Hugh offered another anecdote describing how he himself has come to be viewed by some residents as a ‘usual suspect’ – which suggests that, in the context of digital engagement, ‘the development of cliques may be more open to challenge and therefore less likely.’
It fits. And it fits because of a key point made tellingly by Ingrid Koehler of IDeA. ‘There is something fundamentally different about digital engagement, she says, ‘and that’s the transparency.’
‘If you handle engagement online poorly then it’s there for the world to see.If you are less than authentic, someone may well call you on it. That transparency also provides a kind of social proof. So others can see that it’s possible to engage with a service or a democratic process because they can see that others have and maybe see the outcome, too.’
So perhaps that’s the USP. Paul Evans, who writes the Local democracy blog, seems to agree: ‘Digital engagement changes the dynamic – it makes things possible that weren’t possible in the past – and it creates pressure upon organisations to consult when they could get away without doing it in the past.’
It must work, surely?

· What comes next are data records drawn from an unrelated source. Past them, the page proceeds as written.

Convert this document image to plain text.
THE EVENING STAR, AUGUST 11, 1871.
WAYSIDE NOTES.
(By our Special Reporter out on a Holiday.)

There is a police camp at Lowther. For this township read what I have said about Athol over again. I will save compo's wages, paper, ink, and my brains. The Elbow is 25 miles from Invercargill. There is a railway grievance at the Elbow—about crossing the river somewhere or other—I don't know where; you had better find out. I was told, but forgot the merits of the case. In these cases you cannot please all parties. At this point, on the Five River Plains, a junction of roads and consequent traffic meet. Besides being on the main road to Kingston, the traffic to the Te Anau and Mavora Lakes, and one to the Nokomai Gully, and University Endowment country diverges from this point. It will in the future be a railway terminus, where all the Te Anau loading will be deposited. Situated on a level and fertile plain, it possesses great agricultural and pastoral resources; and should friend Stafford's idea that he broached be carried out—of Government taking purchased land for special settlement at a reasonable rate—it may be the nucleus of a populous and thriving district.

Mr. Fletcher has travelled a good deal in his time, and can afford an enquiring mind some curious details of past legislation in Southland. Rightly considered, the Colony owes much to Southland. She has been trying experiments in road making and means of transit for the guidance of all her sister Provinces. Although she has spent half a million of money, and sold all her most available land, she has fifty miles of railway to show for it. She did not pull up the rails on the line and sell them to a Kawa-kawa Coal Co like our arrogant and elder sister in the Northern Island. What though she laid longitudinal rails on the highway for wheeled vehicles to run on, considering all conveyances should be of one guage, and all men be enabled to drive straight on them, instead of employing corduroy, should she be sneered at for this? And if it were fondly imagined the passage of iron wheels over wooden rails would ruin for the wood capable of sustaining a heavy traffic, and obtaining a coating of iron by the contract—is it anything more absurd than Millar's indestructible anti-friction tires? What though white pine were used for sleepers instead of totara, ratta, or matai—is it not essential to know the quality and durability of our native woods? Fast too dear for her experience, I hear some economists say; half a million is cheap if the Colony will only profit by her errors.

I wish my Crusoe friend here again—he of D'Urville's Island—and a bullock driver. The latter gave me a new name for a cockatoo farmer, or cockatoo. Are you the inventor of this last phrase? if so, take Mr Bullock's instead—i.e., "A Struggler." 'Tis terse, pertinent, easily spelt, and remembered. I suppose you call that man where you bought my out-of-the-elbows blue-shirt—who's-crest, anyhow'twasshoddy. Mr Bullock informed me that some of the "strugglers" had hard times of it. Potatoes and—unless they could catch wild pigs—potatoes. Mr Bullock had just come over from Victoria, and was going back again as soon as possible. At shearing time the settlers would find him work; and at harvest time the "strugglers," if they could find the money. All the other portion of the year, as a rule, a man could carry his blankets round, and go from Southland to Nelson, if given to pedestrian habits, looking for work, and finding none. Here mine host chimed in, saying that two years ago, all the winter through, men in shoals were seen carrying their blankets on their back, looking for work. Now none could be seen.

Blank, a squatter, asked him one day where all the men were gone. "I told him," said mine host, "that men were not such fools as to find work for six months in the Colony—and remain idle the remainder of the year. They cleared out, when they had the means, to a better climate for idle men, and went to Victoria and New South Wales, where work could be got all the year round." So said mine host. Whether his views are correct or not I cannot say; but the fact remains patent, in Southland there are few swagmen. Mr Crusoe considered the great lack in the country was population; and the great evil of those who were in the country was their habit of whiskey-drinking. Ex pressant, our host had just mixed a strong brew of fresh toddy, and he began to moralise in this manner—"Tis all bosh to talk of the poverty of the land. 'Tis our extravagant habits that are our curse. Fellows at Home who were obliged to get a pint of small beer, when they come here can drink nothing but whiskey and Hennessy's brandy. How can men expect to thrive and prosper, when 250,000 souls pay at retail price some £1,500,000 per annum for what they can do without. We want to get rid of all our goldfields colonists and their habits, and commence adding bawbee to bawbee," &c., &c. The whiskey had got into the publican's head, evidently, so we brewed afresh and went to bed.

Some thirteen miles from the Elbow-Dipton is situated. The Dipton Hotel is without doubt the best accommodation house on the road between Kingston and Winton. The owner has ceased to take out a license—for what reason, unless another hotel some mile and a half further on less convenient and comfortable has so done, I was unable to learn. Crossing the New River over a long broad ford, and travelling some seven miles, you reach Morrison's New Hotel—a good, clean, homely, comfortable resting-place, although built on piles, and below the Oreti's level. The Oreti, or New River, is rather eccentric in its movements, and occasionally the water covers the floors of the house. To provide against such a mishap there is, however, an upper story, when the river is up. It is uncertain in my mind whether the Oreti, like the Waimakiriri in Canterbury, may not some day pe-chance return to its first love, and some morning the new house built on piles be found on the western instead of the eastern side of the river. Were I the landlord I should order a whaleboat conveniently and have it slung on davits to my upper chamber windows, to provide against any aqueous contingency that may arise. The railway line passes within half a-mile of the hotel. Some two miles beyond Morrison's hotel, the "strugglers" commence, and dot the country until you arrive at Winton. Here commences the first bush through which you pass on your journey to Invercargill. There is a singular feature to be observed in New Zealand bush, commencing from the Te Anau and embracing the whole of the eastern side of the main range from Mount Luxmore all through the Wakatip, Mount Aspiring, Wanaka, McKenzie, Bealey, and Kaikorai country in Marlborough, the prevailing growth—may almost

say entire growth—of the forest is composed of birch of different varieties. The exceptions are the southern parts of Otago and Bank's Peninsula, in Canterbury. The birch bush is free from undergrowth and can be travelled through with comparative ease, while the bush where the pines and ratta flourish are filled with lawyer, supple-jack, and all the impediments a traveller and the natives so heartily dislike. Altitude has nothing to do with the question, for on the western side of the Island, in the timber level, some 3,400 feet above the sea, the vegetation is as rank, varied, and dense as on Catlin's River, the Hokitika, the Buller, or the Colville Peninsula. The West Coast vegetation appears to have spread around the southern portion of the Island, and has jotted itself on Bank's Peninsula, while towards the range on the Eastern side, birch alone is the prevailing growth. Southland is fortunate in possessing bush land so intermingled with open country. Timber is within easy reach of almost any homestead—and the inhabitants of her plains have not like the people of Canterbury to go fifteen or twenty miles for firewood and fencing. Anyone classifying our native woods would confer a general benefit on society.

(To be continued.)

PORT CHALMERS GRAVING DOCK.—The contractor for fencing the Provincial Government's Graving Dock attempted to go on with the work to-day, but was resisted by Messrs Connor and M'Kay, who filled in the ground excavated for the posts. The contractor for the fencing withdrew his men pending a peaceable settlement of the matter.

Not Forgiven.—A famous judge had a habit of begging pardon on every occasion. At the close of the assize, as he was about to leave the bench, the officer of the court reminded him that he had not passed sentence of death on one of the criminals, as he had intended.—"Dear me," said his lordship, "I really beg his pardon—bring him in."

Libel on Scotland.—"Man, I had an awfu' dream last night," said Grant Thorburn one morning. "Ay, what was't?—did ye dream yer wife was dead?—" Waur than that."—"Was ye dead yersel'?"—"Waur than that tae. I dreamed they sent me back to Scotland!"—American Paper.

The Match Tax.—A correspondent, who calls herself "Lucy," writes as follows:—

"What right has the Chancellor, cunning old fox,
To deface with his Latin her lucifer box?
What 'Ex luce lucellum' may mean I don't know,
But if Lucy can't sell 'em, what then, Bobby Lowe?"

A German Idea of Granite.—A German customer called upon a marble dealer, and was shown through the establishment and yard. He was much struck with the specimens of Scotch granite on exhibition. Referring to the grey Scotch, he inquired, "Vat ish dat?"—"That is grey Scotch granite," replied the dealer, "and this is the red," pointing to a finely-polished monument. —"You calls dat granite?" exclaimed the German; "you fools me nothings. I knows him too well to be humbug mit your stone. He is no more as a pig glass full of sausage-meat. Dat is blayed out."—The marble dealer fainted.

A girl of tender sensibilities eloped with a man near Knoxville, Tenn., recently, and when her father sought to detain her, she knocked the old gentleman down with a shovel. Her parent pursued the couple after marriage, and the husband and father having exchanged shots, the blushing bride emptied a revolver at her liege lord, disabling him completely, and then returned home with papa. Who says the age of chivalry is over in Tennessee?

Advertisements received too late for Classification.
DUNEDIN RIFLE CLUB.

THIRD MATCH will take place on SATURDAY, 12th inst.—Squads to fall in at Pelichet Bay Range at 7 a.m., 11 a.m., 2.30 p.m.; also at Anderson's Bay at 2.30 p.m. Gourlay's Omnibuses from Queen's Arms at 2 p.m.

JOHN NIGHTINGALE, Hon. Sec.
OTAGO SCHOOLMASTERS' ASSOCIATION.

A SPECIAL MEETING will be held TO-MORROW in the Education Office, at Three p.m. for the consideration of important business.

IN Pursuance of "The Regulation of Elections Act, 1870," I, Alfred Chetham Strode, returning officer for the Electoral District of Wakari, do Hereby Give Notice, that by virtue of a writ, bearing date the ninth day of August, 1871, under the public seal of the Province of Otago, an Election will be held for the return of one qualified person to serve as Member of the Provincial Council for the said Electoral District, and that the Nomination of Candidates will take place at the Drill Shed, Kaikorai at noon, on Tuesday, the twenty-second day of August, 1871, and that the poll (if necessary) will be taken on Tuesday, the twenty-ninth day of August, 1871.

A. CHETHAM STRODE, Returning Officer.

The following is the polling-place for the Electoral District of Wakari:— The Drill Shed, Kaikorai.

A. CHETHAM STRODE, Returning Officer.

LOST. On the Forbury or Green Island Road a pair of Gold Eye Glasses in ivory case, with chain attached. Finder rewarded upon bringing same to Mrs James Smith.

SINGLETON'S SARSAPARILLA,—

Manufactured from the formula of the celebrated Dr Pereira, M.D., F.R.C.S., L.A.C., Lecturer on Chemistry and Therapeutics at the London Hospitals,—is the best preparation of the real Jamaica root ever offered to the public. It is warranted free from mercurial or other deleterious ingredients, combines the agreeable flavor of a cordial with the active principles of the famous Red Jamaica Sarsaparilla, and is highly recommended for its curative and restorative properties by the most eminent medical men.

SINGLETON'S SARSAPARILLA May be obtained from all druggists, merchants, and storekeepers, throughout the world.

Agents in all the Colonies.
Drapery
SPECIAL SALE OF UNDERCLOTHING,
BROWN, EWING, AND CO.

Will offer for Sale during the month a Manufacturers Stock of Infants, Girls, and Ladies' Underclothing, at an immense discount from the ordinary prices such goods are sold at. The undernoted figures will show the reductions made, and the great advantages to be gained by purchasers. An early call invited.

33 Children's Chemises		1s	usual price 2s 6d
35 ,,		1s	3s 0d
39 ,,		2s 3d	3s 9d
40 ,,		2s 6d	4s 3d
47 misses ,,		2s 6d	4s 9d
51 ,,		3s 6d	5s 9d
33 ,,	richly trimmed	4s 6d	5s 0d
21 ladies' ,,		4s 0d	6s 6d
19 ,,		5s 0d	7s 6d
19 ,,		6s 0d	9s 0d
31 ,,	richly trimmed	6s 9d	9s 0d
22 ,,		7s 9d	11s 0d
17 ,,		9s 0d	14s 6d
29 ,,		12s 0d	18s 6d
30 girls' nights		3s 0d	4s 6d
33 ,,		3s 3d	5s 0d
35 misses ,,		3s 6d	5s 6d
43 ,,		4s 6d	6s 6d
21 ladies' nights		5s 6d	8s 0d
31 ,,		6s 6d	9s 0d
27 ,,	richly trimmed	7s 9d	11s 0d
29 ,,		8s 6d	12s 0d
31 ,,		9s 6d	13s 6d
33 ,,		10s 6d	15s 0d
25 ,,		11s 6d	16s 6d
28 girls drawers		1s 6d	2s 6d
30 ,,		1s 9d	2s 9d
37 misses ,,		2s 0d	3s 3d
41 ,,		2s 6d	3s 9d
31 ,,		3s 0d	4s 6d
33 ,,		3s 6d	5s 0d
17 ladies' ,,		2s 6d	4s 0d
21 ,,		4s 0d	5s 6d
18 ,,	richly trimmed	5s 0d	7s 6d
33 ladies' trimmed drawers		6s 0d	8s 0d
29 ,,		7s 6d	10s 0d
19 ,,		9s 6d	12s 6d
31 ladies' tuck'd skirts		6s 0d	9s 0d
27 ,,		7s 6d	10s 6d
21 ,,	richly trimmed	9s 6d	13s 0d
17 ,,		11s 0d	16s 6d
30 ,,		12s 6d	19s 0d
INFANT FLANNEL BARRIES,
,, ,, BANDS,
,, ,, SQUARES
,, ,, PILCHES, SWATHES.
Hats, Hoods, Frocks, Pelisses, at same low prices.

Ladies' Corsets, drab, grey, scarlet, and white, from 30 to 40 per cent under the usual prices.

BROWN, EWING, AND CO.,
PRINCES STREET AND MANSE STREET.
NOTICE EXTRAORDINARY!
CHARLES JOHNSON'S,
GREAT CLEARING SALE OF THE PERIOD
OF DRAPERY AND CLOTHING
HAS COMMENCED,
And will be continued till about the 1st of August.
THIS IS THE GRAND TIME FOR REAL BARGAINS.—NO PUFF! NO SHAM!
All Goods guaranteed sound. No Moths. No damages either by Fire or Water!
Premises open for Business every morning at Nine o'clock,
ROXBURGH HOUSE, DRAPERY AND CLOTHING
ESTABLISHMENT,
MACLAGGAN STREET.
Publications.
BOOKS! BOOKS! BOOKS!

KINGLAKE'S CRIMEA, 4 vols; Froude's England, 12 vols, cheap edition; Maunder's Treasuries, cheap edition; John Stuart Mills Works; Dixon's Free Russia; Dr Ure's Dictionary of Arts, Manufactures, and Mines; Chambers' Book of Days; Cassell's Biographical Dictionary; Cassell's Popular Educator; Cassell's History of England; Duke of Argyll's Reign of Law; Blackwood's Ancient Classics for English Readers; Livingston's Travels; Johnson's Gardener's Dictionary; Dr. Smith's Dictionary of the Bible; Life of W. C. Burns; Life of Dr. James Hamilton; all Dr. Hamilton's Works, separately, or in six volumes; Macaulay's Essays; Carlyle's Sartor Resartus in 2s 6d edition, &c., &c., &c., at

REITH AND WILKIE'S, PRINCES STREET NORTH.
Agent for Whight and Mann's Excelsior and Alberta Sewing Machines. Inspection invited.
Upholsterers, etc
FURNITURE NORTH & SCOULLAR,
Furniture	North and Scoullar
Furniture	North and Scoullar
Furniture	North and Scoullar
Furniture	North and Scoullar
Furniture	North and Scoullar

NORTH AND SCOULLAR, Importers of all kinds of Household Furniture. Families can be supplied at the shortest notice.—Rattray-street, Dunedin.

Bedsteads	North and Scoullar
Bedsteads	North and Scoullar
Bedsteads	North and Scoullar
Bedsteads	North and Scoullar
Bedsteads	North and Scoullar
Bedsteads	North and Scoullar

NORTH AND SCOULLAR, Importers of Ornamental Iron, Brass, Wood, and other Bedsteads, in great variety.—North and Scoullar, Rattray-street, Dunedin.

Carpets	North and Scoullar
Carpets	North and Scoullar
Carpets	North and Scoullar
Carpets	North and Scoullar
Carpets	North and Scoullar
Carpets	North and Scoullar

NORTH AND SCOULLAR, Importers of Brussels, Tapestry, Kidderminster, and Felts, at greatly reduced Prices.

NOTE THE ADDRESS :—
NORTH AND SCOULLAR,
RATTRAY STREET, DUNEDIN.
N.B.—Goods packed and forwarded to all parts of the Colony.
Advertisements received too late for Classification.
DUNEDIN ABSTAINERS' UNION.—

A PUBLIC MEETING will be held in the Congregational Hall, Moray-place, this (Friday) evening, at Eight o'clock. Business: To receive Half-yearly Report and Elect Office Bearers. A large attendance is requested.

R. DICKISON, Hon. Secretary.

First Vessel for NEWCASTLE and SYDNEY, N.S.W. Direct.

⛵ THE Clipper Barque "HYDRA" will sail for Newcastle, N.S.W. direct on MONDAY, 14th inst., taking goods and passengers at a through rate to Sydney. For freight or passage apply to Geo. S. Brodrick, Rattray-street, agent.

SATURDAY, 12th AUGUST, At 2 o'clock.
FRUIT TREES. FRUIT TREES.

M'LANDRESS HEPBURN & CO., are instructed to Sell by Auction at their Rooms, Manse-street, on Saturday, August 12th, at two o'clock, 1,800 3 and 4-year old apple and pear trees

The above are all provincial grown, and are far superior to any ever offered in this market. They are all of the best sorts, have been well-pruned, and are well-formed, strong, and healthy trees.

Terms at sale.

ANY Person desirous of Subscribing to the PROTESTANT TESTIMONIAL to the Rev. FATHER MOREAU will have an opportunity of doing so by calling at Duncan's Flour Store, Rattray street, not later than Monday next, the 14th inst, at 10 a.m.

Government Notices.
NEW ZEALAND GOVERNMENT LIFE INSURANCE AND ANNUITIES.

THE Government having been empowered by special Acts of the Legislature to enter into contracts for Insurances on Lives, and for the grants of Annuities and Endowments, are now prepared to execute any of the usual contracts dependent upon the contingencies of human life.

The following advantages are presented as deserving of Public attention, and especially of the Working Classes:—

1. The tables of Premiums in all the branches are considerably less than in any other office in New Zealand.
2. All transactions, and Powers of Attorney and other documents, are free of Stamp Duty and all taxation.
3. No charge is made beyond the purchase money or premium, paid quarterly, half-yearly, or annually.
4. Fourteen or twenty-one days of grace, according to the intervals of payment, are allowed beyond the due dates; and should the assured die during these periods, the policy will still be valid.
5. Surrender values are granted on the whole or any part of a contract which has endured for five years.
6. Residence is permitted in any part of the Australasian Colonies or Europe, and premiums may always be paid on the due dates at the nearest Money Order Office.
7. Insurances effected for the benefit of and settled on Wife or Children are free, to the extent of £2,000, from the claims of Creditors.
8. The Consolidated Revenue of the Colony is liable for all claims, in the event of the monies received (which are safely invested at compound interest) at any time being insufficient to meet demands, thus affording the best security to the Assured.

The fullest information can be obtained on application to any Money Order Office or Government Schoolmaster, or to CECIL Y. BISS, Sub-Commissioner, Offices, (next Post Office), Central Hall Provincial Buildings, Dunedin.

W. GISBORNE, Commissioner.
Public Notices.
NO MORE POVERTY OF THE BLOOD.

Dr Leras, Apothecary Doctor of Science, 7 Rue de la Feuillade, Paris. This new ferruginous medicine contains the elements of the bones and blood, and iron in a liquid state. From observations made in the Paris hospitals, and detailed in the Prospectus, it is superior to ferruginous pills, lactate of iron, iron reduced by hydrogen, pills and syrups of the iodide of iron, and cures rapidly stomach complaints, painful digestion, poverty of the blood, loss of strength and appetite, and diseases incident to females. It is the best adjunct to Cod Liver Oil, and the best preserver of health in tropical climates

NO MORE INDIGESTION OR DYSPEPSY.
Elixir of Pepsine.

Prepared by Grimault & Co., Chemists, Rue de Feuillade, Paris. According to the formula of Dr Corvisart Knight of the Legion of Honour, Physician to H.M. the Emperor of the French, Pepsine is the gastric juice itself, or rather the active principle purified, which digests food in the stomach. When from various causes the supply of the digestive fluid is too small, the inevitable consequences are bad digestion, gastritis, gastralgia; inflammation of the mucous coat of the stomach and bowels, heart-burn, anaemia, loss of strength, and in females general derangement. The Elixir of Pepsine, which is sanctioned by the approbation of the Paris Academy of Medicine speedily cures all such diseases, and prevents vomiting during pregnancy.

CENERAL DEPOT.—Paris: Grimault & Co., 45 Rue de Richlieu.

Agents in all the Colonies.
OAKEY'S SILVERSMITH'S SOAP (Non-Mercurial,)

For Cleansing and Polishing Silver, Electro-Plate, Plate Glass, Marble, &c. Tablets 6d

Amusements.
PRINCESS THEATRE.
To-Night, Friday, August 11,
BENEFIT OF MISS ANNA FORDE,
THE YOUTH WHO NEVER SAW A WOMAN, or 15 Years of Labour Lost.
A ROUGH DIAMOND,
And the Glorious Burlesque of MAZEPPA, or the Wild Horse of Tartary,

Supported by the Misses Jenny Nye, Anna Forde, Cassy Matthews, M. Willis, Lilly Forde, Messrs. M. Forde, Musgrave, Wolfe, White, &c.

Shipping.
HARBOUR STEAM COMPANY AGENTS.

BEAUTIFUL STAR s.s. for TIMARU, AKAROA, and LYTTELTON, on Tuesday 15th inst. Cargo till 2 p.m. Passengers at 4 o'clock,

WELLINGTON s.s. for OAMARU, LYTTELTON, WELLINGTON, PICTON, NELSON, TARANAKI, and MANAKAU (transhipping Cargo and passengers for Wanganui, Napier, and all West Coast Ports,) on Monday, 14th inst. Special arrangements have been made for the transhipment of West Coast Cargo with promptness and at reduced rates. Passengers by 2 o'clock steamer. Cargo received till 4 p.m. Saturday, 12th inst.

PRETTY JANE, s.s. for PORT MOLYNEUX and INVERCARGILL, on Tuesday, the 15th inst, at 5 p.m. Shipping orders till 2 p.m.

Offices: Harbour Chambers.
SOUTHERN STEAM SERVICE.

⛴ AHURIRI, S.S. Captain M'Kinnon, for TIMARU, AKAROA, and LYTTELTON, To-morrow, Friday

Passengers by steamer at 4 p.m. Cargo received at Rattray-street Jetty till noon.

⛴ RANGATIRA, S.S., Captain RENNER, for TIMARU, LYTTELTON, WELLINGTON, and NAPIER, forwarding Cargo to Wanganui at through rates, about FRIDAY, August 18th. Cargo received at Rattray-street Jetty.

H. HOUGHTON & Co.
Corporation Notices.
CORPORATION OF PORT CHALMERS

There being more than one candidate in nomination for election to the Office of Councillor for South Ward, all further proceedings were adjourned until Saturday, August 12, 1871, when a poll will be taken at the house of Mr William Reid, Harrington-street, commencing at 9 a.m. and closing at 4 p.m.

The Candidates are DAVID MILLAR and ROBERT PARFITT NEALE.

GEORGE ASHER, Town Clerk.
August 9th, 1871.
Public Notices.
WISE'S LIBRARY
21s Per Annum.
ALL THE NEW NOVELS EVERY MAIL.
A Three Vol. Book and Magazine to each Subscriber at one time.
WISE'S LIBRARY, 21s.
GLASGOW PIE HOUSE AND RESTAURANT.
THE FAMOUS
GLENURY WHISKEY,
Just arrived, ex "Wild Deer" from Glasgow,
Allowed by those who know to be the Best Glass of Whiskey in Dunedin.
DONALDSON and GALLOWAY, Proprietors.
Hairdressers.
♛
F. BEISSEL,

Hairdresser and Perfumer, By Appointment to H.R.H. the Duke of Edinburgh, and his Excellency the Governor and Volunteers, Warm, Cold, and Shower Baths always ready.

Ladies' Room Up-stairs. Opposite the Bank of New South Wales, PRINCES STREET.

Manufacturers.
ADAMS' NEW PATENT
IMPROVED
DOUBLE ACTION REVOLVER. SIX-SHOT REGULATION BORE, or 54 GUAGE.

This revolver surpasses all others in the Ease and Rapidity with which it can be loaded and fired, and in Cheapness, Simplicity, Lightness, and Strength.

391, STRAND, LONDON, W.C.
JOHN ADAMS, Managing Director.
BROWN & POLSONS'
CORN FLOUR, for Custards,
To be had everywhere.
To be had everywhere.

Simon Grice of BeLocal Consulting thinks digital engagement works because it’s ‘easy, quick, and (for a lot of people) accessible’. Well I know enough to believe that ease and speed of use are serious drivers for increasing access.
And so?
People I spoke to seemed to divide between those who see digital engagement in relation to consultation and policy, and those who see it as an extension of digital conversations and everyday life.
So for some folk, all this will happen in a context of formal engagement – civic or political participation, consumer campaigning or community action. There’s a great deal of confidence that these can all be enhanced through digital media.
For others, what matters is social interaction, which generally implies an acceptable level of community cohesion and social inclusion. For these folk, digital media can make a contribution to levels of social capital, cross-cultural understanding, and the co-production of society and culture generally.
The good news is that there’s no contradiction, as far as I can see, between these two approaches.
But all of this leaves me wondering if there could be a genuine public reaction against community empowerment, around the argument that ‘we elect people to take decisions on our behalf – politicians should stop pushing us all to reduce their responsibilities’. If so, how would such a reaction take hold, gather momentum and gain credence? Through, er, digital conversations?